Yes - the FCS is usually removed from all frames, so you see 60 bytes at the receiving side when the frame had 64 bytes for real.
And no - it is not the preamble missing on the sender side, but the padding bytes. What you see is 14 bytes ethernet header, 20 bytes IP header, 8 bytes ICMP header, 1 byte payload, equals 43. The NIC will later add padding bytes to get it up to 60 bytes and adds the FCS. Voila, 64 bytes - but Wireshark grabs the packet too early as Jaap already explained, so you see 43 bytes on the sender side.
Thank you Jasper (and Jaap). Sorry, what I meant was when I see the response to the ping, it shows as 60 bytes, which I presumed was the frame minus the FCS. Dopes the Preamle not actually display as part of the frame, as it's all it's doing is, according to Cisco: "Preamble (PRE) - Consists of 7 bytes. The PRE is an alternating pattern of ones and zeros that tells receiving stations that a frame is coming, and that provides a means to synchronize the frame-reception portions of receiving physical layers with the incoming bit stream", so may not strictly be seen as part of the frame?
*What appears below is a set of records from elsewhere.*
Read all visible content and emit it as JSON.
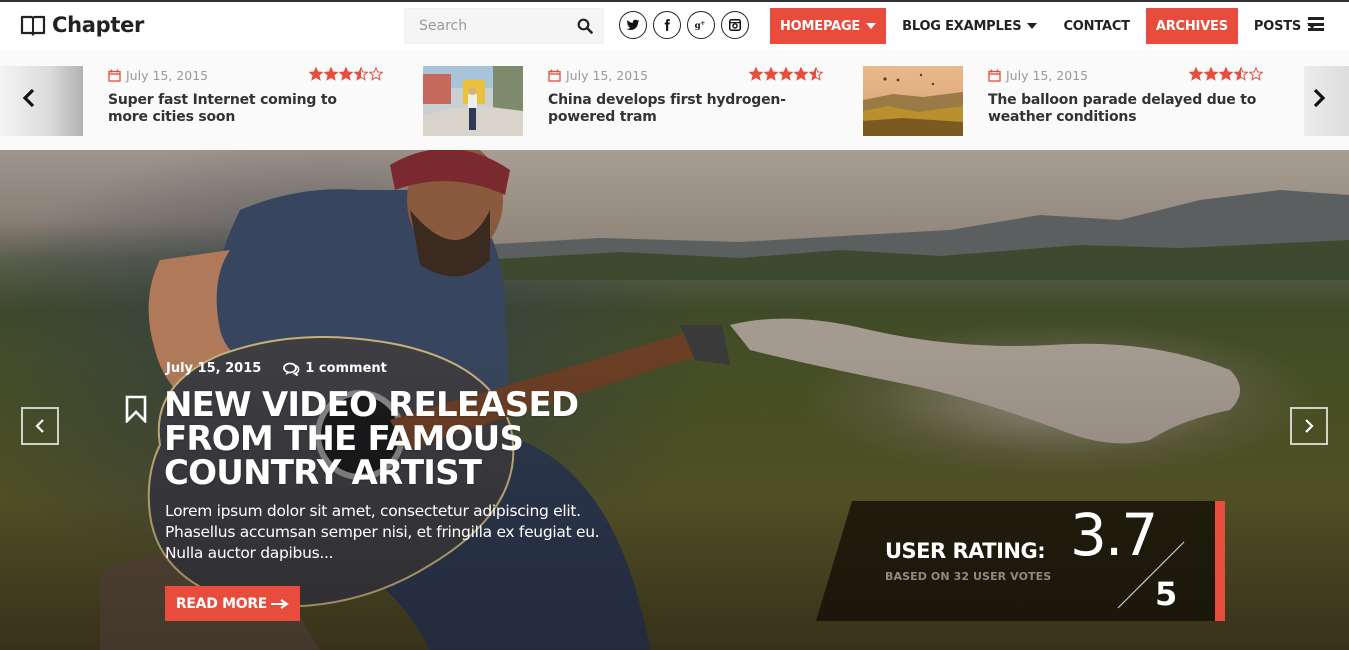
{
  "header": {
    "logo_text": "Chapter",
    "search_placeholder": "Search",
    "social": [
      "twitter",
      "facebook",
      "google-plus",
      "instagram"
    ],
    "nav": [
      {
        "label": "HOMEPAGE",
        "dropdown": true,
        "active": true
      },
      {
        "label": "BLOG EXAMPLES",
        "dropdown": true,
        "active": false
      },
      {
        "label": "CONTACT",
        "dropdown": false,
        "active": false
      },
      {
        "label": "ARCHIVES",
        "dropdown": false,
        "active": true
      },
      {
        "label": "POSTS",
        "dropdown": true,
        "active": false
      }
    ],
    "accent_color": "#e74c3c"
  },
  "ticker": {
    "items": [
      {
        "date": "July 15, 2015",
        "rating": 3.5,
        "title": "Super fast Internet coming to more cities soon"
      },
      {
        "date": "July 15, 2015",
        "rating": 4.5,
        "title": "China develops first hydrogen-powered tram"
      },
      {
        "date": "July 15, 2015",
        "rating": 3.5,
        "title": "The balloon parade delayed due to weather conditions"
      }
    ]
  },
  "hero": {
    "date": "July 15, 2015",
    "comments": "1 comment",
    "title": "NEW VIDEO RELEASED FROM THE FAMOUS COUNTRY ARTIST",
    "excerpt": "Lorem ipsum dolor sit amet, consectetur adipiscing elit. Phasellus accumsan semper nisi, et fringilla ex feugiat eu. Nulla auctor dapibus...",
    "read_more": "READ MORE",
    "rating": {
      "label": "USER RATING:",
      "sub": "BASED ON 32 USER VOTES",
      "value": "3.7",
      "max": "5"
    }
  }
}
Presumably then, with the outgoing frame, if it consists of 14 bytes ethernet header, and the rest being info from the upper layers, the data is not captured as it leaves the Ethernet interface, as there's no evidence yet of Ethernet SOF, DA, SA, Length/Type, Data and FCS. Though not sure what the Ethernet header consists, of, will have to have a look.